Wrong-way drivers on Route 28 are about to have a much tougher time sneaking onto the highway. PennDOT spent yesterday running live tests of a new detection system on the busy corridor, briefly shutting down multiple ramps while crews checked alerts and equipment in real time.

Engineers say thermal cameras and direction-sensing detectors can spot a vehicle going the wrong direction even in low visibility, then immediately fire up flashing wrong-way signs to catch a driver’s eye. Officials told reporters the networked setup will be monitored around the clock once testing is complete, giving PennDOT a constant view of what is happening on the ramps.

According to PennDOT, the trial runs involved intermittent 15-minute ramp closures on April 29 and 30 so crews could confirm that every part of the system was talking to each other across the corridor’s off-ramps. The agency puts the price tag at $4.8 million and says the project covers all interchange exits from the Anderson Street ramp in the city out to the Harmar/I-76/Route 910 interchange in Harmar Township. Power Contracting Company is listed as the prime contractor, and PennDOT’s notice also lays out which ramps were affected and directs drivers to 511PA for live traffic conditions.

How the system works

Thermal cameras, sensors and cameras work together to detect a wrong-way vehicle and track which direction it is traveling, according to CBS Pittsburgh. Once the system flags a problem, it sends an instant alert that flips on the flashing wrong-way signs.

Channel 11’s reporting showed the technology can also start recording and send messages straight to PennDOT’s Traffic Management Center and the Pennsylvania State Police. From there, officials can push warnings to electronic highway message boards to alert other drivers. The layered response is meant to give a wrong-way motorist a chance to straighten out quickly, or at least buy troopers and traffic managers time to react.

Why Route 28

Route 28 did not land at the front of the line by accident. The corridor has a documented history of wrong-way incidents, with trade outlet Roads & Bridges reporting about 30 such events between 2019 and 2023.

The new detection gear is aimed squarely at preventing the kind of high-severity crashes that can happen when a driver barrels into an interchange from the wrong side at speed. The hardware is designed to work alongside more familiar tools like pavement markings and upgraded signs, and local planners have long flagged the corridor’s tangled interchanges as top candidates for safety improvements.

What’s next

PennDOT says it will study how the Route 28 system performs before deciding where to roll out the technology next, describing the effort as a first-of-its-kind, large-scale deployment for the district. "Everything is working well, surprisingly well," PennDOT engineer Steve Sneddon told CBS Pittsburgh, adding that future upgrades could even send warnings directly to mainline drivers when a wrong-way vehicle is detected.
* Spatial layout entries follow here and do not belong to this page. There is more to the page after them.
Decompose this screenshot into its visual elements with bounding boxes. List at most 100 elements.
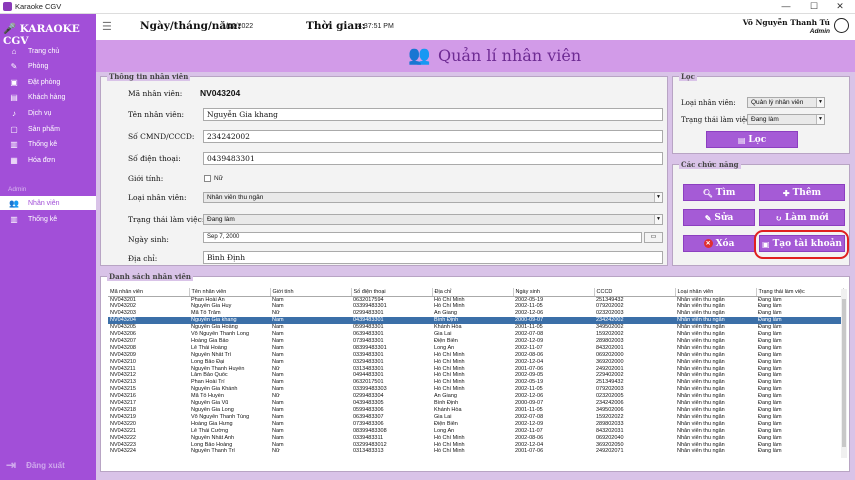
table-cell: 2002-05-19 [515, 296, 544, 303]
dob-field[interactable]: Sep 7, 2000 [203, 232, 642, 243]
table-cell: Nam [272, 441, 284, 448]
logout-icon: ⇥ [6, 458, 17, 472]
table-cell: Hồ Chí Minh [434, 358, 465, 365]
table-row[interactable]: NV043208 Lê Thái Hoàng Nam 08399483301 Long … [108, 345, 843, 352]
sidebar-item-label: Đặt phòng [28, 78, 61, 86]
column-header[interactable]: Số điện thoại [351, 288, 433, 297]
table-row[interactable]: NV043220 Hoàng Gia Hưng Nam 0739483306 Điện … [108, 421, 843, 428]
delete-button[interactable]: ✕ Xóa [683, 235, 755, 252]
filter-status-select[interactable]: Đang làm ▼ [747, 114, 825, 125]
calendar-icon[interactable]: ▭ [644, 232, 663, 243]
column-header[interactable]: Địa chỉ [432, 288, 514, 297]
table-row[interactable]: NV043221 Lê Thái Cường Nam 08399483308 Long … [108, 428, 843, 435]
sidebar-icon: ▥ [10, 214, 18, 224]
sidebar-item-label: Hóa đơn [28, 156, 56, 164]
minimize-button[interactable]: — [773, 0, 799, 14]
table-cell: 369202050 [596, 441, 624, 448]
table-row[interactable]: NV043215 Nguyễn Gia Khánh Nam 03399483303 Hồ… [108, 386, 843, 393]
table-row[interactable]: NV043212 Lâm Bảo Quốc Nam 0494483301 Hồ Chí … [108, 372, 843, 379]
column-header[interactable]: Ngày sinh [513, 288, 595, 297]
menu-icon[interactable]: ☰ [102, 20, 112, 33]
column-header[interactable]: Giới tính [270, 288, 352, 297]
table-row[interactable]: NV043216 Mã Tố Huyền Nữ 0299483304 An Giang 2… [108, 393, 843, 400]
employee-name-field[interactable]: Nguyễn Gia khang [203, 108, 663, 121]
filter-icon: ▤ [737, 134, 746, 145]
sidebar-item-7[interactable]: ▦ Hóa đơn [0, 153, 96, 167]
sidebar-item-6[interactable]: ▥ Thống kê [0, 138, 96, 152]
sidebar-admin-item-0[interactable]: 👥 Nhân viên [0, 196, 96, 210]
edit-button[interactable]: ✎ Sửa [683, 209, 755, 226]
address-field[interactable]: Bình Định [203, 251, 663, 264]
table-cell: Long Bảo Hoàng [191, 441, 233, 448]
close-button[interactable]: ✕ [827, 0, 853, 14]
sidebar-admin-item-1[interactable]: ▥ Thống kê [0, 212, 96, 226]
filter-type-select[interactable]: Quản lý nhân viên ▼ [747, 97, 825, 108]
table-cell: Nhân viên thu ngân [677, 427, 725, 434]
table-cell: Nhân viên thu ngân [677, 337, 725, 344]
work-status-select[interactable]: Đang làm ▼ [203, 214, 663, 225]
gender-checkbox[interactable] [204, 175, 211, 182]
table-row[interactable]: NV043204 Nguyễn Gia khang Nam 0439483301 Bìn… [108, 317, 843, 325]
user-avatar-icon[interactable] [834, 18, 849, 33]
column-header[interactable]: CCCD [594, 288, 676, 297]
table-row[interactable]: NV043217 Nguyễn Gia Vũ Nam 0439483305 Bình Đ… [108, 400, 843, 407]
table-row[interactable]: NV043205 Nguyễn Gia Hoàng Nam 0599483301 Khá… [108, 324, 843, 331]
table-cell: 2001-11-05 [515, 407, 543, 413]
table-cell: Nam [272, 344, 284, 351]
edit-icon: ✎ [704, 212, 712, 223]
app-icon [3, 2, 12, 11]
table-row[interactable]: NV043210 Long Bảo Đại Nam 0329483301 Hồ Chí … [108, 359, 843, 366]
table-row[interactable]: NV043201 Phan Hoài An Nam 0632017594 Hồ Chí … [108, 296, 843, 303]
table-row[interactable]: NV043202 Nguyễn Gia Huy Nam 03399483301 Hồ C… [108, 303, 843, 310]
table-cell: 03399483303 [353, 386, 387, 393]
search-button[interactable]: 🔍︎ Tìm [683, 184, 755, 201]
table-cell: Gia Lai [434, 331, 452, 338]
filter-button[interactable]: ▤ Lọc [706, 131, 798, 148]
table-row[interactable]: NV043222 Nguyễn Nhất Anh Nam 0339483311 Hồ C… [108, 435, 843, 442]
column-header[interactable]: Trạng thái làm việc [756, 288, 844, 297]
table-row[interactable]: NV043203 Mã Tố Trâm Nữ 0299483301 An Giang 20… [108, 310, 843, 317]
table-row[interactable]: NV043218 Nguyễn Gia Long Nam 0599483306 Khán… [108, 407, 843, 414]
refresh-button[interactable]: ↻ Làm mới [759, 209, 845, 226]
table-cell: Nữ [272, 393, 280, 400]
add-button[interactable]: ✚ Thêm [759, 184, 845, 201]
table-cell: Nguyễn Nhất Trí [191, 351, 232, 358]
maximize-button[interactable]: ☐ [801, 0, 827, 14]
table-row[interactable]: NV043213 Phan Hoài Trí Nam 0632017501 Hồ Chí… [108, 379, 843, 386]
table-cell: Nguyễn Nhất Anh [191, 434, 235, 441]
table-row[interactable]: NV043224 Nguyễn Thanh Trí Nữ 0313483313 Hồ C… [108, 448, 843, 455]
highlight-annotation [754, 230, 849, 259]
table-cell: 0632017594 [353, 296, 384, 303]
table-cell: Nguyễn Gia Huy [191, 303, 232, 310]
table-cell: Đang làm [758, 407, 782, 413]
column-header[interactable]: Loại nhân viên [675, 288, 757, 297]
table-row[interactable]: NV043219 Võ Nguyễn Thanh Tùng Nam 063948330… [108, 414, 843, 421]
sidebar-item-label: Phòng [28, 63, 49, 71]
table-cell: NV043207 [110, 337, 136, 344]
column-header[interactable]: Tên nhân viên [189, 288, 271, 297]
sidebar-item-3[interactable]: ▤ Khách hàng [0, 91, 96, 105]
sidebar-item-0[interactable]: ⌂ Trang chủ [0, 44, 96, 58]
table-row[interactable]: NV043209 Nguyễn Nhất Trí Nam 0339483301 Hồ C… [108, 352, 843, 359]
sidebar-item-1[interactable]: ✎ Phòng [0, 60, 96, 74]
employee-type-label: Loại nhân viên: [128, 193, 187, 202]
sidebar-item-4[interactable]: ♪ Dịch vụ [0, 106, 96, 120]
column-header[interactable]: Mã nhân viên [108, 288, 190, 297]
table-row[interactable]: NV043211 Nguyễn Thanh Huyền Nữ 0313483301 Hồ… [108, 366, 843, 373]
table-cell: NV043203 [110, 310, 136, 317]
employee-type-select[interactable]: Nhân viên thu ngân ▼ [203, 192, 663, 203]
table-scroll-thumb[interactable] [842, 299, 846, 447]
sidebar-item-5[interactable]: ▢ Sản phẩm [0, 122, 96, 136]
filter-type-value: Quản lý nhân viên [751, 99, 804, 106]
table-row[interactable]: NV043206 Võ Nguyễn Thanh Long Nam 063948330… [108, 331, 843, 338]
logout-button[interactable]: ⇥ Đăng xuất [6, 458, 65, 472]
table-row[interactable]: NV043223 Long Bảo Hoàng Nam 03299483012 Hồ C… [108, 442, 843, 449]
table-row[interactable]: NV043207 Hoàng Gia Bảo Nam 0739483301 Điện B… [108, 338, 843, 345]
phone-field[interactable]: 0439483301 [203, 152, 663, 165]
sidebar-item-2[interactable]: ▣ Đặt phòng [0, 75, 96, 89]
cccd-field[interactable]: 234242002 [203, 130, 663, 143]
staff-group-icon: 👥 [408, 45, 431, 65]
table-cell: Bình Định [432, 317, 513, 325]
table-cell: 079202003 [596, 386, 624, 393]
gender-option-label: Nữ [214, 175, 224, 182]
Once the testing phase winds down, PennDOT expects the network to provide 24/7 monitoring of the ramps.

Drivers should still be ready for occasional short stoppages while crews finish dialing in the system and wrapping up installation. PennDOT’s release again points motorists to 511PA for real-time traffic updates. The broader Route 28 safety upgrades were first reported by Hoodline in May 2025.